Okanagan College team Emily Pilon (left), Dillan Crema, Loni Johnson and Heidi Hayes found that the best testing in the field is done through observation when it comes to societal problems. Okanagan College won first place in the second round Victoria-based challenge. (Lindsey Horsting/News Gazette staff)

Okanagan College team Emily Pilon (left), Dillan Crema, Loni Johnson and Heidi Hayes found that the best testing in the field is done through observation when it comes to societal problems. Okanagan College won first place in the second round Victoria-based challenge. (Lindsey Horsting/News Gazette staff)

Royal Roads hosts design thinking challenge

Okanagan College won second place overall at the challenge

  • Apr. 12, 2018 12:00 a.m.

Royal Roads University hosted its first Design Thinking Challenge with eight colleges and universities from across Canada.

Royal Roads’ business school has hosted a case competition for 15 years, which was based on the same principle. The students are given a challenge and need to find a solution, but the challenge has a fundamentally different structure.
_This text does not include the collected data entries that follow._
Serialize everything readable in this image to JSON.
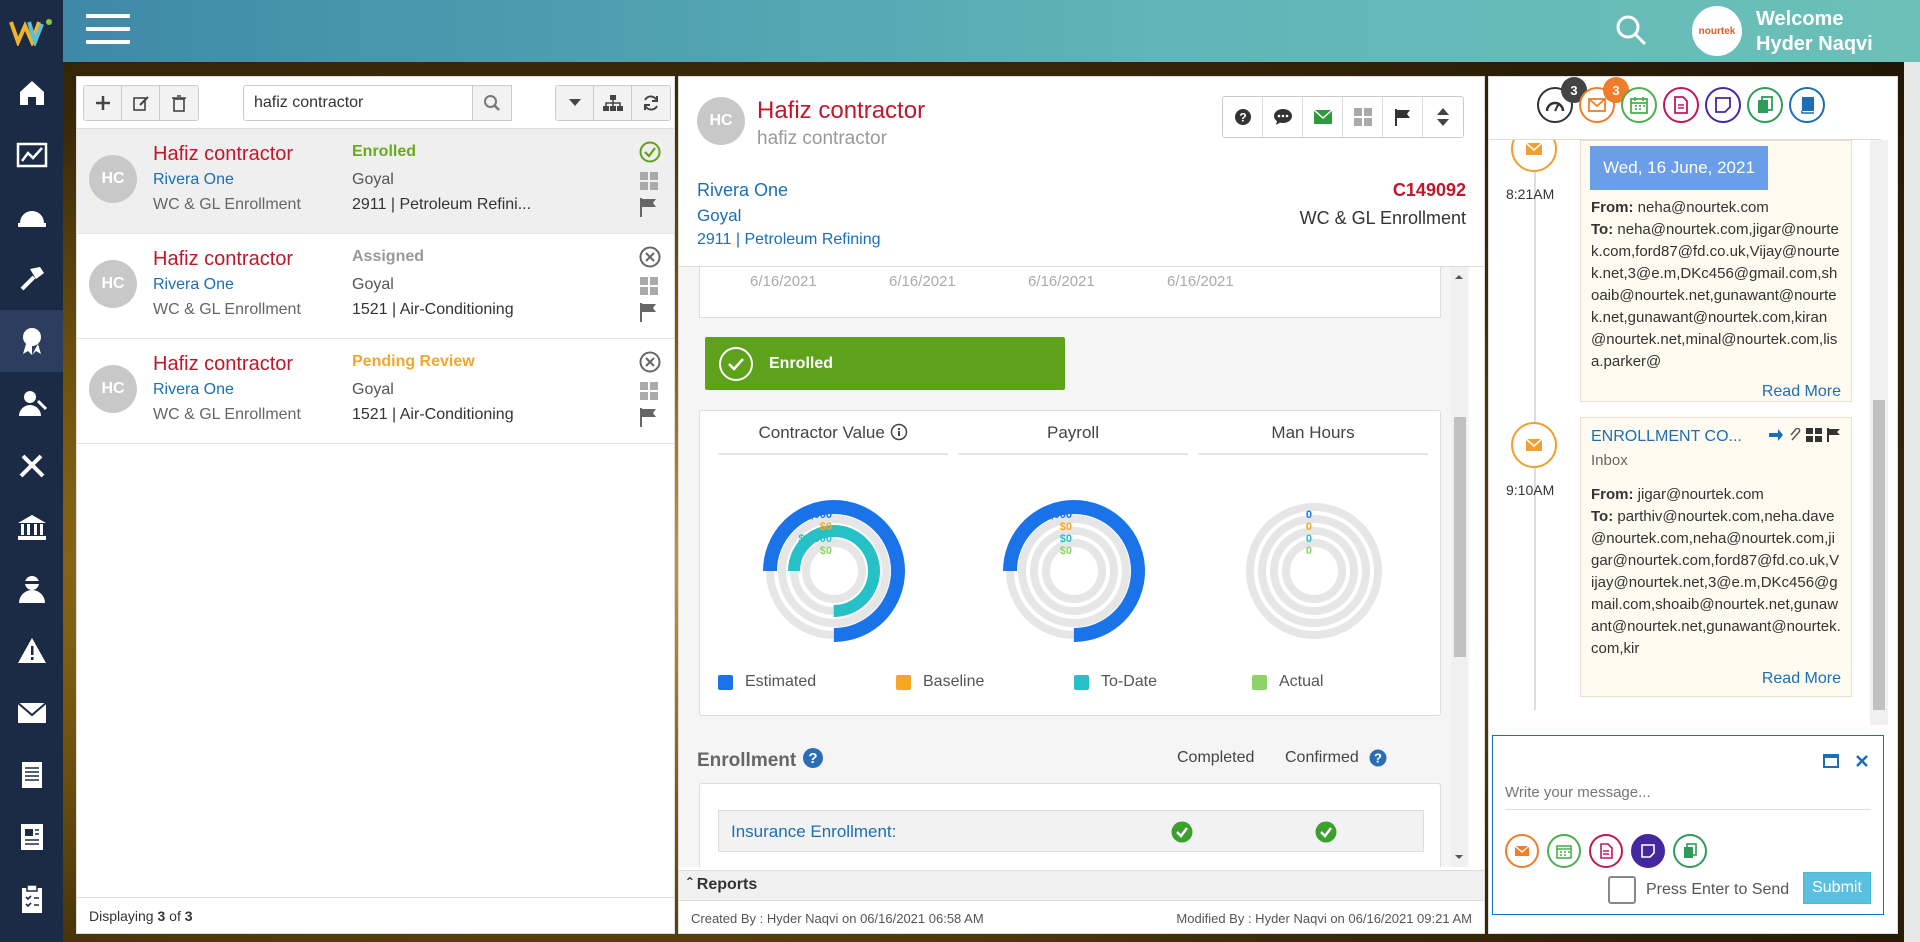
{
  "header": {
    "welcome_line1": "Welcome",
    "welcome_line2": "Hyder Naqvi",
    "avatar_brand": "nourtek"
  },
  "sidebar": {
    "items": [
      "home-icon",
      "analytics-icon",
      "helmet-icon",
      "hammer-icon",
      "award-icon",
      "worker-icon",
      "tools-icon",
      "bank-icon",
      "agent-icon",
      "warning-icon",
      "mail-icon",
      "document-icon",
      "report-icon",
      "clipboard-icon"
    ],
    "active_index": 4
  },
  "list": {
    "search_value": "hafiz contractor",
    "rows": [
      {
        "initials": "HC",
        "name": "Hafiz contractor",
        "company": "Rivera One",
        "type": "WC & GL Enrollment",
        "status": "Enrolled",
        "status_color": "#6aaa1e",
        "owner": "Goyal",
        "class": "2911 | Petroleum Refini..."
      },
      {
        "initials": "HC",
        "name": "Hafiz contractor",
        "company": "Rivera One",
        "type": "WC & GL Enrollment",
        "status": "Assigned",
        "status_color": "#999999",
        "owner": "Goyal",
        "class": "1521 | Air-Conditioning"
      },
      {
        "initials": "HC",
        "name": "Hafiz contractor",
        "company": "Rivera One",
        "type": "WC & GL Enrollment",
        "status": "Pending Review",
        "status_color": "#f0a830",
        "owner": "Goyal",
        "class": "1521 | Air-Conditioning"
      }
    ],
    "footer_prefix": "Displaying ",
    "footer_shown": "3",
    "footer_of": " of ",
    "footer_total": "3"
  },
  "detail": {
    "initials": "HC",
    "title": "Hafiz contractor",
    "subtitle": "hafiz contractor",
    "company": "Rivera One",
    "owner": "Goyal",
    "class_code": "2911 | Petroleum Refining",
    "code": "C149092",
    "type": "WC & GL Enrollment",
    "dates": [
      "6/16/2021",
      "6/16/2021",
      "6/16/2021",
      "6/16/2021"
    ],
    "status_button": "Enrolled",
    "chart_tabs": [
      "Contractor Value",
      "Payroll",
      "Man Hours"
    ],
    "legend": [
      {
        "label": "Estimated",
        "color": "#1a73e8"
      },
      {
        "label": "Baseline",
        "color": "#f5a623"
      },
      {
        "label": "To-Date",
        "color": "#26c0c7"
      },
      {
        "label": "Actual",
        "color": "#8cd46a"
      }
    ],
    "enrollment_title": "Enrollment",
    "col_completed": "Completed",
    "col_confirmed": "Confirmed",
    "insurance_label": "Insurance Enrollment:",
    "reports_label": "Reports",
    "created_by": "Created By : Hyder Naqvi on 06/16/2021 06:58 AM",
    "modified_by": "Modified By : Hyder Naqvi on 06/16/2021 09:21 AM"
  },
  "chart_data": [
    {
      "type": "donut",
      "title": "Contractor Value",
      "series": [
        {
          "name": "Estimated",
          "value": "$5,000"
        },
        {
          "name": "Baseline",
          "value": "$0"
        },
        {
          "name": "To-Date",
          "value": "$5,000"
        },
        {
          "name": "Actual",
          "value": "$0"
        }
      ]
    },
    {
      "type": "donut",
      "title": "Payroll",
      "series": [
        {
          "name": "Estimated",
          "value": "$5,000"
        },
        {
          "name": "Baseline",
          "value": "$0"
        },
        {
          "name": "To-Date",
          "value": "$0"
        },
        {
          "name": "Actual",
          "value": "$0"
        }
      ]
    },
    {
      "type": "donut",
      "title": "Man Hours",
      "series": [
        {
          "name": "Estimated",
          "value": "0"
        },
        {
          "name": "Baseline",
          "value": "0"
        },
        {
          "name": "To-Date",
          "value": "0"
        },
        {
          "name": "Actual",
          "value": "0"
        }
      ]
    }
  ],
  "activity": {
    "badge_count_1": "3",
    "badge_count_2": "3",
    "date_badge": "Wed, 16 June, 2021",
    "items": [
      {
        "time": "8:21AM",
        "from_label": "From:",
        "from": "neha@nourtek.com",
        "to_label": "To:",
        "to": "neha@nourtek.com,jigar@nourtek.com,ford87@fd.co.uk,Vijay@nourtek.net,3@e.m,DKc456@gmail.com,shoaib@nourtek.net,gunawant@nourtek.net,gunawant@nourtek.com,kiran@nourtek.net,minal@nourtek.com,lisa.parker@",
        "more": "Read More"
      },
      {
        "time": "9:10AM",
        "subject": "ENROLLMENT CO...",
        "folder": "Inbox",
        "from_label": "From:",
        "from": "jigar@nourtek.com",
        "to_label": "To:",
        "to": "parthiv@nourtek.com,neha.dave@nourtek.com,neha@nourtek.com,jigar@nourtek.com,ford87@fd.co.uk,Vijay@nourtek.net,3@e.m,DKc456@gmail.com,shoaib@nourtek.net,gunawant@nourtek.net,gunawant@nourtek.com,kir",
        "more": "Read More"
      }
    ],
    "message_placeholder": "Write your message...",
    "enter_label": "Press Enter to Send",
    "submit_label": "Submit"
  }
}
At previous competitions teams would be presented a problem and work towards a solution, not discussing their findings with each other and were judged based on quality of product, regardless of the process.

Design thinking is all about collaboration and teams are judged on the process as well as the end product.

There were two rounds to the challenge.

Teams were given a societal problem in February, presented by Victoria Mayor Lisa Helps, and had to provide a solution that would work in their respective cities.

The problem: the number of single-occupancy vehicles coming into the city each day.

Teams worked on it for a month, submitted a solution and the panel of judges gave them feedback the day they arrived in Victoria. In the second round, teams were presented with an updated version of the challenge: older adults and decreasing the use of single-occupancy vehicles in Victoria.

The Royal Roads B Comm challenge team is familiar with design thinking and have been meeting every week since last October. They have participated in a mock design existence project for Anawim House, to help improve ways to increase revenue.

Collectively, they are comfortable with discomfort and have a high acceptance for failure, having to pivot and find a different solution. They felt the toughest part about completing this challenge was the time constraints and the process.

“One of the nice things about this process, even if we get to that point [run out of time], if we gain a really insightful piece of information or a changing of the problem at that point, there’s a lot of value that can be gained from it,” Royal Roads team member, James Pringle said.

The Okanagan College team had never been involved in design thinking before February, but felt that was to their advantage for the challenge. This proved to be the case, Okanagan College placed second overall, but took home first place in the final Victoria-based challenge.

In the first round of competition, through testing and observation in the field, team Okanagan realized Kelowna doesn’t have a traffic problem yet, but at the rate it’s growing it could, so the team re-framed the problem. They decided to figure out how to retain walkability and the close-knit community feel Kelowna used to have, while the city is growing.

Okanagan team member Loni Johnson said they noticed similarities between Kelowna and Victoria and applied what they learned in the first round to the second round challenge.

“It’s apparent that there’s a community aspect and meaningful relationships here too,” Johnson said. “You’re not just giving them something more convenient, if they can find joy or meaning in the commute, they’re more likely to take that up.”

Royal Roads professor and design challenge contributor, Michael Pardy, said as an educator he likes to help his students be more comfortable with uncertainty and failure, and likes design methodology because it’s about additional ways of thinking.

He said the 21st century requires a process-driven product and students need to be willing to test and fail.

In his classes, Pardy will have students complete one or two projects, but within those projects they submit eight to 10 assignments. Pardy then gives feedback after each step: submitting a topic, basic research, first draft, and final product.

This year’s challenge encouraged teams to visit each other’s presentations and share ideas or use another team’s idea as a starting point for your own.

There was representation from Guelph-Humber, NAIT, Kwantlen, HEC Montreal, McMaster, Okanagan College and two teams from Royal Roads. HEC Montreal took first prize overall.